Sure, fish can get into the overflow... but it also happens with the ones with the teeth (trust me). So far I have not had any fish in my new overflows...


----------



## somebody (May 13, 2014)

I know amazon sells bulkheads with the 90° sch 40 elbow and a intake strainer. I'm assuming that do the same or am I better off buying some window screen and attempting to fit the screen around the bulkhead? Does the mesh affect water flow through the plumbing. Another thing is I'm not to worried about fish going down the pipes because they will be falling into the "refugium"/isolation chamber of the sump and not into a mesh bag or onto a trickle filter. They would just survive until I notice they've fallen to the sump and can get them out


----------



## shelbynjakesdad (Mar 13, 2013)

I wouldn't use window screen, I'd be too afraid it would get clogged or reduce the flow. The strainers you are talking about should work, but I made my own out of a street elbow and PVC pipe, just drilled a bunch of small holes in it. On the reef forums there are lots of stories about fish ending up in sumps... some people even wonder if they do it for "fun" as they have some that continually make the journey. I'm too afraid they'd get stuck or hurt sliding down the plumbing, so I decided to keep them out and I'll just fish them out of my overflows if I have to.


----------



## somebody (May 13, 2014)

I think I'm gonna go with the pre fabricated ones cause to me pvc with holes is to restricting. If it works for you great, that's the glory of the hobby, costomizeability. Thanks for the info, I'll store it in the ol' brain there.


----------



## lilscoots (Mar 13, 2012)

I was considering not doing teeth on my next overflows, fish definitely get through the overflows with teeth....even if you think they're too big.
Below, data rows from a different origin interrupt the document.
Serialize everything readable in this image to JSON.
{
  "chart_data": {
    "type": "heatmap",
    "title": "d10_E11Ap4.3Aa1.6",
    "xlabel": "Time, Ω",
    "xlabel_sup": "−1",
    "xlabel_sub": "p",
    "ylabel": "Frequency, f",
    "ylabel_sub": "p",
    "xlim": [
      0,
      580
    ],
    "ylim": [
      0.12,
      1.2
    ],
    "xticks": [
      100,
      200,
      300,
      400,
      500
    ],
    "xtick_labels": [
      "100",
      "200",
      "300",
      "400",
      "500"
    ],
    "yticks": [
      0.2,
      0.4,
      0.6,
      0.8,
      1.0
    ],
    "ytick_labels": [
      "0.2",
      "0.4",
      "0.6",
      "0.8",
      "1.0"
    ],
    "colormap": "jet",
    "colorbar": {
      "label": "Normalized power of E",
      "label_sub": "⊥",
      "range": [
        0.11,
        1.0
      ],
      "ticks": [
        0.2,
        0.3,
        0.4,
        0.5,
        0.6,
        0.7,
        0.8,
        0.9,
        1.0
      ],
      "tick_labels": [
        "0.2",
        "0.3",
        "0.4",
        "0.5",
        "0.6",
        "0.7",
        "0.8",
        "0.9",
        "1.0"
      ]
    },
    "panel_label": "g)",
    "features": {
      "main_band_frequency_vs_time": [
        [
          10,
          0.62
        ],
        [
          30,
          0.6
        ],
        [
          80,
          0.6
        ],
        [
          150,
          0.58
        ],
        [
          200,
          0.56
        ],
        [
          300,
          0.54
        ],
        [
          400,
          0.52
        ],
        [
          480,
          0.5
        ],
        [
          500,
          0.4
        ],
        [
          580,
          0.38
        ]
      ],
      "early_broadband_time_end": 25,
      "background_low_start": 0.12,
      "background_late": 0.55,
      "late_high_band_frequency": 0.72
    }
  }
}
I have a bristle nose pleco that lives in my overflow, at night he swims up the water stream and over the overlow, then swims back into the overflow before the sun comes up.


----------



## Mcdaphnia (Dec 16, 2003)

I saw several people using the discarded spines of long spine sea urchins, gluing them to the top of the overflow like a picket fence. They were all in saltwater, not sure how the spines would hold up in freshwater.


----------



## somebody (May 13, 2014)

Mcdaphnia said:


> I saw several people using the discarded spines of long spine sea urchins, gluing them to the top of the overflow like a picket fence. They were all in saltwater, not sure how the spines would hold up in freshwater.


That's crafty! Tanks for the replies fellas. I think I'm not going to put any teeth as to not restrict flow. It's just funny how everyone likes to diy their tanks, weather salt or fresh, yet you would be surprised how hard it is to find info on such a simple subject.


----------